Frank Pictures Gallery today opens a new exhibition “African Passion: Painted Bodies and Beyond” featuring the work of internationally renowned photographers Carol Beckwith and Angela Fisher.
The exhibition will run through April 30.
These photographs are a selection from their Annenberg Space for Photography exhibit “No Strangers: Ancient Wisdom in a Modern World.”
Beckwith and Fisher have done more than anyone to awaken the world’s appreciation of everything African from adornment to the rapidly vanishing ceremonies.
The exhibition spans their three-decade relationship with the African continent across 270,000 miles and through remote corners of 40 countries in exploration of more than 150 African cultures.
The Beckwith-Fisher images are the result of a long, enduring, and deeply respectful relationship with African tribal people.

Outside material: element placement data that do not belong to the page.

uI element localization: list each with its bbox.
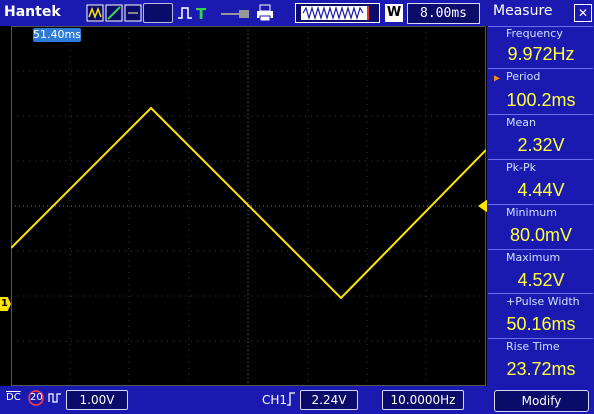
measure-value-rise-time: 23.72ms (506, 359, 576, 379)
waveform-memory-icon[interactable] (295, 3, 380, 23)
separator (488, 114, 593, 115)
stop-indicator[interactable] (143, 3, 173, 23)
measure-label-frequency: Frequency (506, 27, 563, 40)
measure-title: Measure (493, 3, 553, 19)
trigger-edge-icon[interactable] (286, 391, 296, 407)
window-mode-button[interactable]: W (385, 4, 403, 22)
run-icon[interactable]: T (176, 4, 212, 22)
time-offset-tag: 51.40ms (33, 28, 81, 42)
separator (488, 159, 593, 160)
trigger-frequency-readout: 10.0000Hz (382, 390, 464, 410)
bw-limit-label: 20 (30, 392, 43, 403)
trigger-level-readout[interactable]: 2.24V (300, 390, 358, 410)
measure-label-mean: Mean (506, 116, 536, 129)
separator (488, 68, 593, 69)
square-wave-icon (48, 393, 61, 403)
brand-logo: Hantek (4, 4, 61, 20)
measure-label-minimum: Minimum (506, 206, 557, 219)
measure-value-period: 100.2ms (506, 90, 576, 110)
measure-label-pkpk: Pk-Pk (506, 161, 536, 174)
measure-value-frequency: 9.972Hz (507, 44, 575, 64)
separator (488, 293, 593, 294)
print-icon[interactable] (256, 4, 274, 22)
measure-value-mean: 2.32V (517, 135, 565, 155)
separator (488, 204, 593, 205)
measure-value-minimum: 80.0mV (509, 225, 573, 245)
measure-label-pulse-width: +Pulse Width (506, 295, 580, 308)
volts-div-readout[interactable]: 1.00V (66, 390, 128, 410)
measure-label-maximum: Maximum (506, 251, 561, 264)
measure-label-rise-time: Rise Time (506, 340, 560, 353)
measure-value-pulse-width: 50.16ms (506, 314, 576, 334)
waveform-icon[interactable] (86, 4, 142, 22)
modify-button[interactable]: Modify (494, 390, 589, 412)
measure-label-period: Period (506, 70, 541, 83)
waveform-display[interactable] (10, 26, 487, 386)
svg-text:T: T (196, 5, 207, 22)
measure-value-maximum: 4.52V (517, 270, 565, 290)
trigger-channel-label: CH1 (262, 393, 288, 407)
coupling-label[interactable]: DC (6, 392, 21, 403)
separator (488, 338, 593, 339)
channel1-marker[interactable]: 1 (0, 297, 11, 311)
measure-value-pkpk: 4.44V (517, 180, 565, 200)
trigger-icon[interactable] (219, 4, 253, 22)
separator (488, 249, 593, 250)
play-arrow-icon: ▶ (494, 73, 501, 84)
timebase-readout[interactable]: 8.00ms (407, 3, 480, 24)
waveform-grid (10, 26, 487, 386)
close-button[interactable]: ✕ (574, 4, 592, 22)
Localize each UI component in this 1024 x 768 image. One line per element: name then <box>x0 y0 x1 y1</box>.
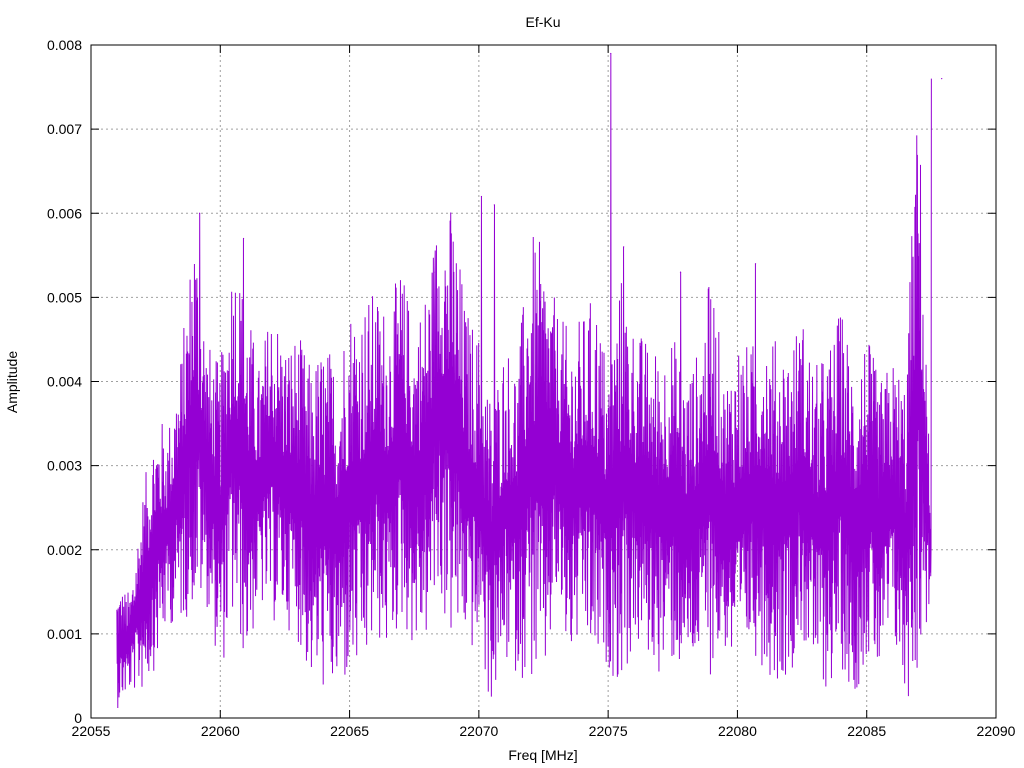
peak-point <box>610 52 612 55</box>
peak-point <box>941 78 943 80</box>
peak-point <box>199 212 201 214</box>
x-axis-label: Freq [MHz] <box>508 747 577 763</box>
y-tick-label: 0.005 <box>47 289 82 305</box>
y-tick-label: 0.008 <box>47 37 82 53</box>
y-tick-label: 0.001 <box>47 626 82 642</box>
y-tick-label: 0.007 <box>47 121 82 137</box>
x-tick-label: 22090 <box>977 723 1016 739</box>
peak-point <box>754 263 757 265</box>
x-tick-label: 22060 <box>201 723 240 739</box>
peak-point <box>493 204 495 206</box>
chart-title: Ef-Ku <box>525 14 560 30</box>
peak-point <box>242 237 245 240</box>
peak-point <box>480 195 483 198</box>
x-tick-label: 22080 <box>718 723 757 739</box>
y-axis-label: Amplitude <box>4 351 20 413</box>
y-tick-label: 0.002 <box>47 542 82 558</box>
y-tick-label: 0.003 <box>47 458 82 474</box>
x-tick-label: 22070 <box>459 723 498 739</box>
peak-point <box>679 271 682 273</box>
peak-point <box>434 271 436 273</box>
peak-point <box>623 246 625 248</box>
y-tick-label: 0.004 <box>47 374 82 390</box>
y-tick-label: 0 <box>74 710 82 726</box>
x-tick-label: 22085 <box>847 723 886 739</box>
x-tick-label: 22075 <box>589 723 628 739</box>
y-tick-label: 0.006 <box>47 205 82 221</box>
x-tick-label: 22065 <box>330 723 369 739</box>
chart: 22055 22060 22065 22070 22075 22080 22085 22090… <box>0 0 1024 768</box>
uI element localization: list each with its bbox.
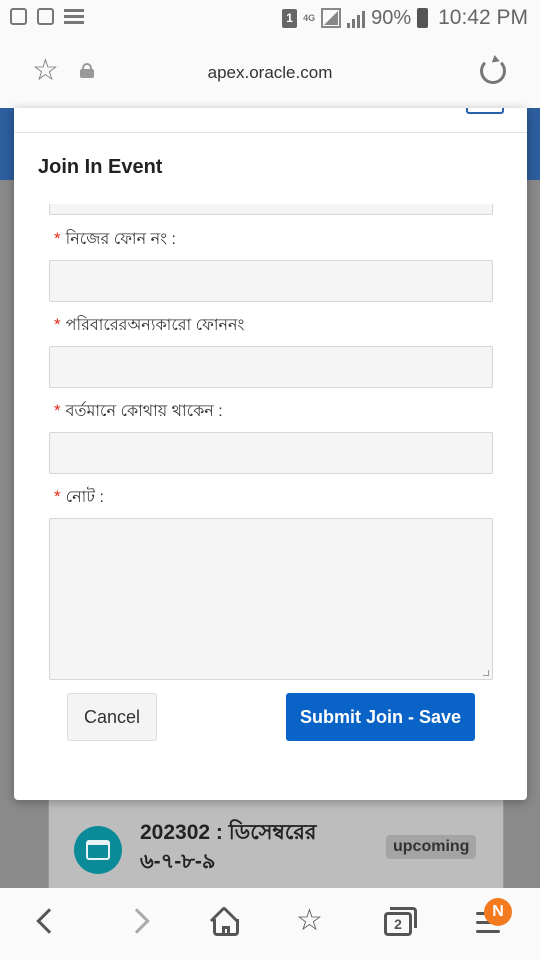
notification-badge: N [484,898,512,926]
resize-handle[interactable] [483,670,489,676]
family-phone-input[interactable] [49,346,493,388]
status-indicators: 1 4G 90% 10:42 PM [282,6,528,30]
field-label-note: * নোট : [54,487,104,506]
previous-field-input[interactable] [49,204,493,215]
screenshot-icon [10,8,27,25]
list-icon [64,8,84,25]
join-event-dialog: Join In Event * নিজের ফোন নং : * পরিবারেরঅ… [14,108,527,800]
notification-icons [10,8,84,25]
required-marker: * [54,401,61,420]
status-bar: 1 4G 90% 10:42 PM [0,0,540,36]
reload-icon[interactable] [480,58,506,84]
forward-icon[interactable] [124,908,150,934]
submit-join-button[interactable]: Submit Join - Save [286,693,475,741]
required-marker: * [54,315,61,334]
own-phone-input[interactable] [49,260,493,302]
network-type: 4G [303,12,316,23]
url-bar[interactable]: apex.oracle.com [0,63,540,83]
dialog-body[interactable]: * নিজের ফোন নং : * পরিবারেরঅন্যকারো ফোননং … [14,204,527,689]
hidden-control[interactable] [466,108,504,114]
field-label-current-location: * বর্তমানে কোথায় থাকেন : [54,401,223,420]
bookmarks-icon[interactable]: ☆ [296,904,323,938]
calendar-user-icon [74,826,122,874]
signal-icon [321,8,342,28]
current-location-input[interactable] [49,432,493,474]
home-icon[interactable] [209,905,240,938]
field-label-own-phone: * নিজের ফোন নং : [54,229,176,248]
dialog-title: Join In Event [38,156,163,178]
cancel-button[interactable]: Cancel [67,693,157,741]
tabs-icon[interactable]: 2 [384,907,417,936]
battery-percent: 90% [371,6,412,29]
back-icon[interactable] [36,908,62,934]
event-title: 202302 : ডিসেম্বরের ৬-৭-৮-৯ [140,821,317,873]
browser-bottom-nav: ☆ 2 [0,888,540,960]
field-label-family-phone: * পরিবারেরঅন্যকারো ফোননং [54,315,245,334]
status-badge: upcoming [386,835,477,859]
browser-toolbar: ☆ apex.oracle.com [0,36,540,108]
required-marker: * [54,229,61,248]
note-textarea[interactable] [49,518,493,680]
divider [14,132,527,133]
image-icon [37,8,54,25]
required-marker: * [54,487,61,506]
signal-bars-icon [347,8,366,28]
battery-icon [417,8,429,28]
clock: 10:42 PM [438,6,528,29]
sim-icon: 1 [282,8,298,28]
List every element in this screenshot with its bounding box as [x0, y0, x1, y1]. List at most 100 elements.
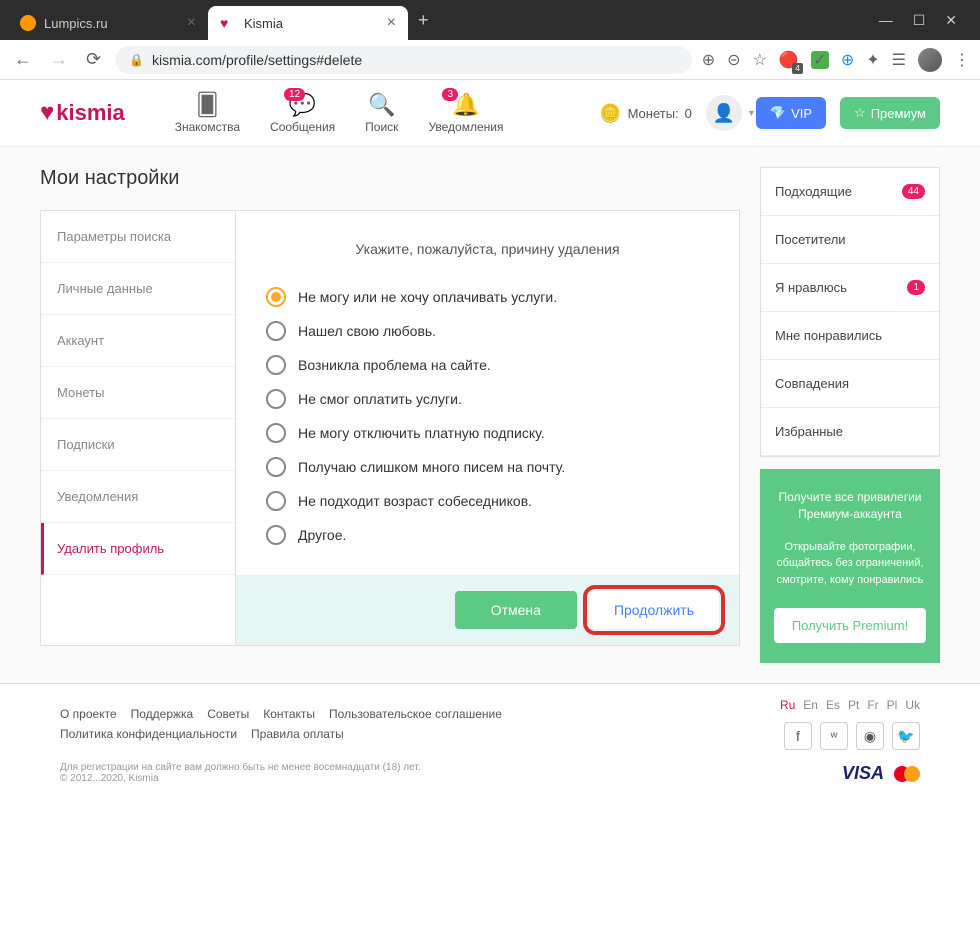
profile-menu[interactable]: 👤 [706, 95, 742, 131]
lang-switch[interactable]: Fr [867, 698, 878, 712]
radio-icon [266, 457, 286, 477]
browser-tab[interactable]: Lumpics.ru × [8, 6, 208, 40]
extension-check-icon[interactable]: ✓ [811, 51, 829, 69]
footer-link[interactable]: Контакты [263, 707, 315, 721]
disclaimer-text: Для регистрации на сайте вам должно быть… [60, 762, 421, 773]
nav-dating[interactable]: 🂠 Знакомства [175, 92, 240, 134]
delete-reason-option[interactable]: Не могу или не хочу оплачивать услуги. [266, 287, 709, 307]
right-menu-matches[interactable]: Подходящие44 [761, 168, 939, 216]
maximize-icon[interactable]: ☐ [913, 12, 926, 29]
instagram-icon[interactable]: ◉ [856, 722, 884, 750]
coins-icon: 🪙 [599, 103, 621, 124]
lang-switch[interactable]: En [803, 698, 818, 712]
delete-reason-option[interactable]: Возникла проблема на сайте. [266, 355, 709, 375]
delete-reason-option[interactable]: Получаю слишком много писем на почту. [266, 457, 709, 477]
delete-reason-option[interactable]: Другое. [266, 525, 709, 545]
globe-icon[interactable]: ⊕ [841, 50, 854, 70]
browser-tab-active[interactable]: ♥ Kismia × [208, 6, 408, 40]
footer-link[interactable]: Правила оплаты [251, 727, 344, 741]
cancel-button[interactable]: Отмена [455, 591, 577, 629]
zoom-icon[interactable]: ⊕ [702, 50, 715, 70]
reload-icon[interactable]: ⟳ [82, 45, 105, 74]
lang-switch[interactable]: Pt [848, 698, 859, 712]
sidebar-item-coins[interactable]: Монеты [41, 367, 235, 419]
radio-icon [266, 287, 286, 307]
lang-switch[interactable]: Pl [887, 698, 898, 712]
browser-profile-icon[interactable] [918, 48, 942, 72]
tab-title: Lumpics.ru [44, 16, 108, 31]
star-icon[interactable]: ☆ [753, 50, 767, 70]
footer-link[interactable]: О проекте [60, 707, 117, 721]
back-icon[interactable]: ← [10, 45, 36, 74]
visa-logo: VISA [842, 763, 884, 784]
sidebar-item-subscriptions[interactable]: Подписки [41, 419, 235, 471]
close-icon[interactable]: × [387, 14, 396, 32]
logo[interactable]: ♥ kismia [40, 99, 125, 127]
minimize-icon[interactable]: — [879, 12, 893, 29]
menu-icon[interactable]: ⋮ [954, 50, 970, 70]
footer-link[interactable]: Политика конфиденциальности [60, 727, 237, 741]
form-title: Укажите, пожалуйста, причину удаления [266, 241, 709, 257]
page-title: Мои настройки [40, 167, 740, 190]
search-icon[interactable]: ⊝ [727, 50, 740, 70]
continue-button[interactable]: Продолжить [589, 591, 719, 629]
delete-reason-option[interactable]: Не подходит возраст собеседников. [266, 491, 709, 511]
favicon-icon: ♥ [220, 15, 236, 31]
new-tab-button[interactable]: + [408, 10, 439, 31]
close-icon[interactable]: × [187, 14, 196, 32]
vk-icon[interactable]: ʷ [820, 722, 848, 750]
right-menu-favorites[interactable]: Избранные [761, 408, 939, 456]
premium-button[interactable]: ☆ Премиум [840, 97, 940, 129]
footer: О проекте Поддержка Советы Контакты Поль… [0, 683, 980, 798]
url-text: kismia.com/profile/settings#delete [152, 52, 362, 68]
puzzle-icon[interactable]: ✦ [866, 50, 879, 70]
nav-search[interactable]: 🔍 Поиск [365, 92, 398, 134]
sidebar-item-delete-profile[interactable]: Удалить профиль [41, 523, 235, 575]
lock-icon: 🔒 [129, 53, 144, 67]
facebook-icon[interactable]: f [784, 722, 812, 750]
radio-icon [266, 389, 286, 409]
sidebar-item-personal[interactable]: Личные данные [41, 263, 235, 315]
sidebar-item-account[interactable]: Аккаунт [41, 315, 235, 367]
sidebar-item-search-params[interactable]: Параметры поиска [41, 211, 235, 263]
forward-icon[interactable]: → [46, 45, 72, 74]
site-header: ♥ kismia 🂠 Знакомства 12 💬 Сообщения 🔍 П… [0, 80, 980, 147]
mastercard-logo [894, 766, 920, 782]
lang-switch[interactable]: Ru [780, 698, 795, 712]
delete-reason-option[interactable]: Не смог оплатить услуги. [266, 389, 709, 409]
premium-promo: Получите все привилегии Премиум-аккаунта… [760, 469, 940, 663]
browser-tab-bar: Lumpics.ru × ♥ Kismia × + — ☐ ✕ [0, 0, 980, 40]
footer-link[interactable]: Пользовательское соглашение [329, 707, 502, 721]
tab-title: Kismia [244, 16, 283, 31]
search-icon: 🔍 [368, 92, 395, 118]
nav-notifications[interactable]: 3 🔔 Уведомления [428, 92, 503, 134]
nav-messages[interactable]: 12 💬 Сообщения [270, 92, 335, 134]
url-bar: ← → ⟳ 🔒 kismia.com/profile/settings#dele… [0, 40, 980, 80]
sidebar-item-notifications[interactable]: Уведомления [41, 471, 235, 523]
footer-link[interactable]: Поддержка [131, 707, 194, 721]
right-menu-visitors[interactable]: Посетители [761, 216, 939, 264]
close-window-icon[interactable]: ✕ [945, 12, 957, 29]
cards-icon: 🂠 [196, 92, 219, 118]
copyright-text: © 2012...2020, Kismia [60, 773, 421, 784]
footer-link[interactable]: Советы [207, 707, 249, 721]
lang-switch[interactable]: Uk [905, 698, 920, 712]
right-menu-mutual[interactable]: Совпадения [761, 360, 939, 408]
window-controls: — ☐ ✕ [864, 12, 972, 29]
vip-button[interactable]: 💎 VIP [756, 97, 826, 129]
delete-reason-option[interactable]: Нашел свою любовь. [266, 321, 709, 341]
get-premium-button[interactable]: Получить Premium! [774, 608, 926, 643]
extension-icon[interactable]: 🔴4 [779, 50, 799, 70]
radio-icon [266, 321, 286, 341]
coins-display[interactable]: 🪙 Монеты: 0 [599, 103, 692, 124]
radio-icon [266, 355, 286, 375]
twitter-icon[interactable]: 🐦 [892, 722, 920, 750]
url-input[interactable]: 🔒 kismia.com/profile/settings#delete [115, 46, 692, 74]
reader-icon[interactable]: ☰ [892, 50, 906, 70]
right-menu-i-liked[interactable]: Мне понравились [761, 312, 939, 360]
delete-reason-option[interactable]: Не могу отключить платную подписку. [266, 423, 709, 443]
radio-icon [266, 525, 286, 545]
lang-switch[interactable]: Es [826, 698, 840, 712]
right-menu-likes-me[interactable]: Я нравлюсь1 [761, 264, 939, 312]
favicon-icon [20, 15, 36, 31]
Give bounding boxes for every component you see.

This, combined with their photographic skills, creates an intimate portrayal of ceremonies long held secret that might have never been recorded.
Their extraordinary photographs are recorded in 14 best-selling books.
Their new book “Painted Bodies” (2012) follows “Maasai” (1980), “Nomads of Niger” (1983), “Africa Adorned” (1984), “African Ark” (1990), “African Ceremonies” (1999), “Passages” (2000), “Faces of Africa” (2004), “Lamu: Kenya’s Enchanted Island” (2009), and “Dinka” (2010). The special limited-edition books, hand printed in Santiago, Chile, are titled “Surma,” “Karo,” “Maasai,” and “Dinka.”
Both are also winners of the Royal Geographical Society of London’s Cherry Kearton Medal for their contribution to the photographic recording of African ethnography and ritual.
The photographers have made four films about traditional Africa, including “Way of the Wodaabe” (1986), “The Painter and the Fighter,” and two programs for the Millennium Series Tribal Wisdom and the Modern World.
Numerous exhibitions of their photography and films have been shown in museums and galleries around the world.
In 2000 their Passages exhibition opened at the Brooklyn Museum of Art featuring 97 mural photographs, six video films, and a selection of African masks, sculpture, and jewelry. This exhibition has traveled to seven museums on three continents.
Frank Pictures Gallery is located at 2525 Michigan Ave. A5 (Bergamot Station). It is open Tuesday through Saturday from 11:30 am to 6:30 pm and by appointment.